Ivanka Trump Clothes Sold Under Other Label
Ivanka Trump's clothing brand has been having some problems, to say the least.
After the election, people turned from boycotting to trolling reviews of the Ivanka brand.
Then, in early February, Nordstrom announced that they would no longer be selling Trump's clothing. This made the president very angry. Kellyanne Conway's defense of Ivanka got her in ethical trouble.
Ivanka herself, meanwhile, is facing criticism for potential conflicts of interest as she becomes more deeply embedded in the administration.
There have been some bright spots. Despite -- or, perhaps, because of -- the Nordstrom drop, Ivanka's brand apparently had record sales in February.
But this week, some shady news came out about the Ivanka clothing brand.
Some of the Ivanka clothing was secretly relabelled as Adrienne Vittadini Studio, according to Business of Fashion.

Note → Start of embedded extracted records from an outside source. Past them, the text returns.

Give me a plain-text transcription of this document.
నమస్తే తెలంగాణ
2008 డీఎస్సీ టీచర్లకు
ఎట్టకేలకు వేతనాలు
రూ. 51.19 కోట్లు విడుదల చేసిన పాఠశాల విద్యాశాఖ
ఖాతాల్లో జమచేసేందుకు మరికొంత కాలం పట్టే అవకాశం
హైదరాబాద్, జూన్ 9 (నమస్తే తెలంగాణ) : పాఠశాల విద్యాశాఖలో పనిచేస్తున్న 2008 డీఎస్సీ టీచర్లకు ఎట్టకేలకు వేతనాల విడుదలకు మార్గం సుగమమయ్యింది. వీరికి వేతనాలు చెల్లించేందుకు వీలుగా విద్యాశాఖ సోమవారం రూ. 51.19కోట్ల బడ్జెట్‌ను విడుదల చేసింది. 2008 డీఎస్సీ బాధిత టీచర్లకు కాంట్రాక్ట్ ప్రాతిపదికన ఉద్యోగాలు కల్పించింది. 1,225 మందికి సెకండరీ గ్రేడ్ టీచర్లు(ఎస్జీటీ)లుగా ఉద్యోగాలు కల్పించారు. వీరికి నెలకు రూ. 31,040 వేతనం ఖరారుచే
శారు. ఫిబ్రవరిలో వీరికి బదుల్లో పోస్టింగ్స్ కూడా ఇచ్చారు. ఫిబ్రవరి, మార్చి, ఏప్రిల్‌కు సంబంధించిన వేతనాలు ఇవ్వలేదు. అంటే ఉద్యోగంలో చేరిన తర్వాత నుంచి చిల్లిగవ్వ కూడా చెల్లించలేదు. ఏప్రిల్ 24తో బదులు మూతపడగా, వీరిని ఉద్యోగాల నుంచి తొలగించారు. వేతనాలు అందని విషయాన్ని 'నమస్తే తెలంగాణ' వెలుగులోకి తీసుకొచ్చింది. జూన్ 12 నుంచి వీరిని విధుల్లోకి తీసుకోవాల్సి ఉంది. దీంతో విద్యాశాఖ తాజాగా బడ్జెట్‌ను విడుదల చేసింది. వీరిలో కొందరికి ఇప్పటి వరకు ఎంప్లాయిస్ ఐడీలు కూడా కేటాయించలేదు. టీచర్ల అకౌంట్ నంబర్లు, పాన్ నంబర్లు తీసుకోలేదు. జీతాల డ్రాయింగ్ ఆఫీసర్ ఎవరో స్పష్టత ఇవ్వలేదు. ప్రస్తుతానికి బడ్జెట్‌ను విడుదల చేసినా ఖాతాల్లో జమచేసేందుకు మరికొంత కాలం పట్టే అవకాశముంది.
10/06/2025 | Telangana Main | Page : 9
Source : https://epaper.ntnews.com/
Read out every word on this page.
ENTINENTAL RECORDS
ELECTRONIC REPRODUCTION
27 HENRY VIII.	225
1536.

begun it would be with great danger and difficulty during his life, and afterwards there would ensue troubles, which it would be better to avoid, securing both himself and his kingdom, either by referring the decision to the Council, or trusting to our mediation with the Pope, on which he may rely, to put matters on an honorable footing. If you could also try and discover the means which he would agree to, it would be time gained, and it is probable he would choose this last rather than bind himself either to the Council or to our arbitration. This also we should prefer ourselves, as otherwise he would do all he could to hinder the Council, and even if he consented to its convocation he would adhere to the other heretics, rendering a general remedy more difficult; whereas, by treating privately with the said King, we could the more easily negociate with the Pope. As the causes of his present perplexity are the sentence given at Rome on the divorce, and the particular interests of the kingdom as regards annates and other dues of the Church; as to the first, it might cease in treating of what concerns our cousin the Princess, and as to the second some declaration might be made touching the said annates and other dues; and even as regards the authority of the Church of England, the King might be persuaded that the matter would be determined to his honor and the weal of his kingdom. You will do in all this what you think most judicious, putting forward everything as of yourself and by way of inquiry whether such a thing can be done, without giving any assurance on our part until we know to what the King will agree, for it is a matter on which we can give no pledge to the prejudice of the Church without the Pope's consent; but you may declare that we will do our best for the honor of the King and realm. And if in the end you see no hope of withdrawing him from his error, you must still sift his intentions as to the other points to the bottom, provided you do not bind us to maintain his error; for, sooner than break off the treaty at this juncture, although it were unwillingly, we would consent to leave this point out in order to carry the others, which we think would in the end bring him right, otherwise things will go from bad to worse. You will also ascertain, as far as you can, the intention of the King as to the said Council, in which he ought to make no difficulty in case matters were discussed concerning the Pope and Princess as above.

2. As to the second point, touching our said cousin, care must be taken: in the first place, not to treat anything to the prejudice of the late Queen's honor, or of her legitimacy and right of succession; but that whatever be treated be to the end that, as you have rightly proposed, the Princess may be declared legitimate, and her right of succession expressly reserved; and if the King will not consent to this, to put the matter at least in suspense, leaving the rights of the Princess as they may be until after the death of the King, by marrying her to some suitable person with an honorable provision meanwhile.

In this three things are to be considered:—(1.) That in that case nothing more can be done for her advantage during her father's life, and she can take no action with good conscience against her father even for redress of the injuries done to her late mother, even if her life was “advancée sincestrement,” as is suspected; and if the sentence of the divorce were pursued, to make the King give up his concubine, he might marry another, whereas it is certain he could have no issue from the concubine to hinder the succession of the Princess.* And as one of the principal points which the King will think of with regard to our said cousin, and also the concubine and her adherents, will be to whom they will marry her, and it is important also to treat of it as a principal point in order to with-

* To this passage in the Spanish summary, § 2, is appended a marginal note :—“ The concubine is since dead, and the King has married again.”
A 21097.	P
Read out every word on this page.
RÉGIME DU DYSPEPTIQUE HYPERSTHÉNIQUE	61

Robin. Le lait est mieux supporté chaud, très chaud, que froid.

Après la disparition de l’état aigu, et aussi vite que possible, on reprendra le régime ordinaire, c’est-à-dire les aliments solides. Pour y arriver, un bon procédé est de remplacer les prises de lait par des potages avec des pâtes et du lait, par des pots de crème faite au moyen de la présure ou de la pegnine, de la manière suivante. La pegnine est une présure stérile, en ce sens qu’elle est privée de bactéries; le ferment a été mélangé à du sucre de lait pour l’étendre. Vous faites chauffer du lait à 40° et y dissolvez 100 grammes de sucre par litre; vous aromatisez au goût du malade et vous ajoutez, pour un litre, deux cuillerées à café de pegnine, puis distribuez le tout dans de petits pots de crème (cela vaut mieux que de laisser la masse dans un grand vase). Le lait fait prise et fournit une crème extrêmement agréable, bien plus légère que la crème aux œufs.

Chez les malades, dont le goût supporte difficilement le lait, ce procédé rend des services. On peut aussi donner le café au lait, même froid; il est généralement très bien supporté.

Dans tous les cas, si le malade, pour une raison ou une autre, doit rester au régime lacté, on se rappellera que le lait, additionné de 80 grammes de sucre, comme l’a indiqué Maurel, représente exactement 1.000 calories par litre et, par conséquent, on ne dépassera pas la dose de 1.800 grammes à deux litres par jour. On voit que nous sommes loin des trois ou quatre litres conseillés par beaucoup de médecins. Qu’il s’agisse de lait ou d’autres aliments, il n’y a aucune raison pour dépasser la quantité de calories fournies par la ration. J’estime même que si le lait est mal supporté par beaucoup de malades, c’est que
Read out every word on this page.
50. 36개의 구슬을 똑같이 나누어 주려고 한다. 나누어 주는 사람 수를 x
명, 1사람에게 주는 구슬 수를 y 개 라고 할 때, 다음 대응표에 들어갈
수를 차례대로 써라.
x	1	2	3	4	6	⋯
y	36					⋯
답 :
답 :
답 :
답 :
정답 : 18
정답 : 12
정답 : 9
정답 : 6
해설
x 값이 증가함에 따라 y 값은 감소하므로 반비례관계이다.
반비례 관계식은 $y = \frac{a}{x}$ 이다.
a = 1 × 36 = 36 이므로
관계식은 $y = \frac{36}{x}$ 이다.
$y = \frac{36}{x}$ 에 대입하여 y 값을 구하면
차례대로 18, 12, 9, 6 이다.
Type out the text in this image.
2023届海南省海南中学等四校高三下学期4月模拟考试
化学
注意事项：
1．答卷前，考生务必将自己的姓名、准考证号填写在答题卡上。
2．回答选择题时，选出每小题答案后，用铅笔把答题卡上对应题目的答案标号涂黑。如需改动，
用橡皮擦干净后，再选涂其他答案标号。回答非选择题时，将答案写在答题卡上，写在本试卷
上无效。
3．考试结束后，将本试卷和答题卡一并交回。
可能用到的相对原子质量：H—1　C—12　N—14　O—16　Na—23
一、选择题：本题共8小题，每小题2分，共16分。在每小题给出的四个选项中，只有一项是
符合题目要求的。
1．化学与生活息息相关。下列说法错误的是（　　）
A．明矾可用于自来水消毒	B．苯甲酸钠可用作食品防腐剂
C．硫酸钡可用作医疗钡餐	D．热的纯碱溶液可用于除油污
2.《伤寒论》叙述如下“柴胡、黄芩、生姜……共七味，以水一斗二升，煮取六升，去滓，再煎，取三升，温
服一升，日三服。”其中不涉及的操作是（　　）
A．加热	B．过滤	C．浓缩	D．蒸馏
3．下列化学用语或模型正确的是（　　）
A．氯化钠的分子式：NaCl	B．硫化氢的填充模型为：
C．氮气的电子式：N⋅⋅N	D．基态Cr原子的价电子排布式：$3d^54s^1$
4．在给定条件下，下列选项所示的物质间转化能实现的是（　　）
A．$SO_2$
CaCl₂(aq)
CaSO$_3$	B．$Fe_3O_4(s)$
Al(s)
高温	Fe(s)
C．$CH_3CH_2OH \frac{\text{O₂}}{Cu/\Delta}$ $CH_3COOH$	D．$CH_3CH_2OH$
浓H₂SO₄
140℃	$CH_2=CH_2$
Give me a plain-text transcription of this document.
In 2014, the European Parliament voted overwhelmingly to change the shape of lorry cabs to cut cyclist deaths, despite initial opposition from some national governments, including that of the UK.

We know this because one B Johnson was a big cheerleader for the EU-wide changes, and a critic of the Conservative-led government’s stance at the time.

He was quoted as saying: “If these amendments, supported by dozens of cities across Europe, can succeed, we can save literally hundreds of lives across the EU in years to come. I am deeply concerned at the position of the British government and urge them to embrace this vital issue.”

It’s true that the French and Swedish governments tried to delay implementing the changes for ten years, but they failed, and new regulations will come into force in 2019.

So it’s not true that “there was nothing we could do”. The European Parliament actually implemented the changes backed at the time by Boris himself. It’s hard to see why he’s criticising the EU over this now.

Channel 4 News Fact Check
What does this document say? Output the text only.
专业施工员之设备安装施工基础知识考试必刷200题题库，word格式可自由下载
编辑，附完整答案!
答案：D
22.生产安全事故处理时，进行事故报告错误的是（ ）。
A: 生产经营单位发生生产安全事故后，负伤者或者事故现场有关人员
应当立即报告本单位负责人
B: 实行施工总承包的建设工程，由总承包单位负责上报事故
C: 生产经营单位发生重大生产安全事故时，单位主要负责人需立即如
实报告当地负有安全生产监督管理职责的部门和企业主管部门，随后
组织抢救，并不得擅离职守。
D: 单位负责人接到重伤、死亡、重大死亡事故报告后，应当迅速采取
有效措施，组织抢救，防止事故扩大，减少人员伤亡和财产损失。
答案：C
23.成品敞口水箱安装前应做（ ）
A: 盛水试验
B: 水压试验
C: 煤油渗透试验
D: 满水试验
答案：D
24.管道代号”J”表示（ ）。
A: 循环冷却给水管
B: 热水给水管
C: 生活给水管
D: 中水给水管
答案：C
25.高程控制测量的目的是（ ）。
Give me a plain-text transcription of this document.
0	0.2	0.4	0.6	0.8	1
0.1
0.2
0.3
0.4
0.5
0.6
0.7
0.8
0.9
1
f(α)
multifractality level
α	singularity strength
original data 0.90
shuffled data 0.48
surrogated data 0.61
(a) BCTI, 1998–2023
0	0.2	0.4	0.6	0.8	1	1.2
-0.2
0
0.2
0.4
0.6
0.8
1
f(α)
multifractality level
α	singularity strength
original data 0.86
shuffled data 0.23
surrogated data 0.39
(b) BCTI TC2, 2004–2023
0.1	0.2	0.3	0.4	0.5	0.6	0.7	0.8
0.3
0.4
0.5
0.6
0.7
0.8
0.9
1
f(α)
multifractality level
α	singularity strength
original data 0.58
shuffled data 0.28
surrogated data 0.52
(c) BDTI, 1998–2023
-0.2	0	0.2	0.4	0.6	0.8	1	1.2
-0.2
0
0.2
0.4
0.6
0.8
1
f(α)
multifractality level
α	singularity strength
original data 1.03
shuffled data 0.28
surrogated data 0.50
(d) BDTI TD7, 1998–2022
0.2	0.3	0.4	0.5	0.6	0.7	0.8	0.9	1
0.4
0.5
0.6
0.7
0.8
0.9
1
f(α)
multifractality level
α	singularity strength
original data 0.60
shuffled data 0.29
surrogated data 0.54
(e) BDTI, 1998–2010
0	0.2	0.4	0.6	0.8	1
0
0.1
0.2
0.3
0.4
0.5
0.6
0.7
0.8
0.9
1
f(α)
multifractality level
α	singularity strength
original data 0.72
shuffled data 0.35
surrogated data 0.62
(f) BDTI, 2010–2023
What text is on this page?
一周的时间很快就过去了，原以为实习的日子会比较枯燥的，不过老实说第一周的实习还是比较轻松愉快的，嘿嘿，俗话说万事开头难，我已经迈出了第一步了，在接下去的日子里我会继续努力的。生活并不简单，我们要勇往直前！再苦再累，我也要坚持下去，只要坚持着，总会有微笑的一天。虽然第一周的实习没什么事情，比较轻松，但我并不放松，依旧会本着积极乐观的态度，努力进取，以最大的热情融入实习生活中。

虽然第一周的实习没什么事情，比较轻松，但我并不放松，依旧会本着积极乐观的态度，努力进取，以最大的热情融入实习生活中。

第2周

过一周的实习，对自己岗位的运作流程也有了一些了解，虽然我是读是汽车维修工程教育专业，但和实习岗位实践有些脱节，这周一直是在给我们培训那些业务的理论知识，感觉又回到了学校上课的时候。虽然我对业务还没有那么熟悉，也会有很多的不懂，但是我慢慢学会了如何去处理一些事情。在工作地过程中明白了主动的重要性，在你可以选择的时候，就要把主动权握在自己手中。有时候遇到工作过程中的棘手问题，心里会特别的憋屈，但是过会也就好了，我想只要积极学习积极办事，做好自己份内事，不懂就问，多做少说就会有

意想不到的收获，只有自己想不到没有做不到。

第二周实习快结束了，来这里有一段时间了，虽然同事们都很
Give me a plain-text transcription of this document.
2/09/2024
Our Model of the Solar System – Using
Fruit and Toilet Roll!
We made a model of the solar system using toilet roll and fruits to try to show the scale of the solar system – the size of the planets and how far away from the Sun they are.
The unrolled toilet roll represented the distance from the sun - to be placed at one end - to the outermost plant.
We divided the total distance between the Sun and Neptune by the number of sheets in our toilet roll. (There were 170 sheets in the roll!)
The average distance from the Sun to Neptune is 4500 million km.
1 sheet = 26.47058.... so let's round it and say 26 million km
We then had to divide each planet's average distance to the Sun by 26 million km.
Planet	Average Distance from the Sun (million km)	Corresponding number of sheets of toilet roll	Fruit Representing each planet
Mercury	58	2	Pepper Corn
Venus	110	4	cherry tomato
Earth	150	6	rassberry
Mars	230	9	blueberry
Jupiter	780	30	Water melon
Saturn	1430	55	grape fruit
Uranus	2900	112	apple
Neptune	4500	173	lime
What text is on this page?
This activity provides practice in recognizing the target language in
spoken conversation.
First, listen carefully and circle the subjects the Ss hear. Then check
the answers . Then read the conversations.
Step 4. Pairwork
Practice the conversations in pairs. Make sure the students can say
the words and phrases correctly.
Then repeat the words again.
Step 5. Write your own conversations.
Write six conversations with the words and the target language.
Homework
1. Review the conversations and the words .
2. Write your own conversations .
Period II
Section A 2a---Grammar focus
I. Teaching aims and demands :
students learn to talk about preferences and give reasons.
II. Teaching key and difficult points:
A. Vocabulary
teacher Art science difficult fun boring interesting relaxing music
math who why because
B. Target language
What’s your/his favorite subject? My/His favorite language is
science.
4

This was done by G-111, a company that has a license agreement to manufacture and distribute Ivanka clothing.
Basically, they would take an Ivanka shirt and literally replace the label saying "Ivanka" with one saying "Adrienne Vittadini Studio."
The relabelled Ivanka clothing was sold at Stein Mart, a discount department store.
So, yeah, yikes.
G-III says this relabelling was not Ivanka's fault.
They said in a statement that this happened "without the knowledge or consent of the Ivanka Trump organization." (Ivanka herself stepped down from daily operations for her father's presidency.)
"G-III has already begun to take corrective actions, including facilitating the immediate removal of any mistakenly labelled merchandise from its customer," G-III said, according to BoF. "The Ivanka Trump brand continues to grow and remains very strong."
Apparently this relabelling happens frequently when a brand is being sold at a discount retailer, which is kind of exciting news to me.
There are two theories for why G-III relabelled Ivanka's brand this time.
It could be that they were avoiding backlash to the Ivanka brand. Stein Mart had been getting complaints about her clothes, a source told BoF, which included a customer spitting on a blouse and walking out of the store.
However, Stein Mart chief executive D. Hunt Hawkins told BoF that they've gotten "an equal number of [customers] say that they don't want and do want [the Ivanka Trump merchandise] in the store."
"If we get it, we get," Hawkins said.
But it could also be that G-III didn't want to taint the "Ivanka" name by displaying it in a discount store.
We can argue all we want about this issue, but ultimately a sale's a sale and someone is making that cash.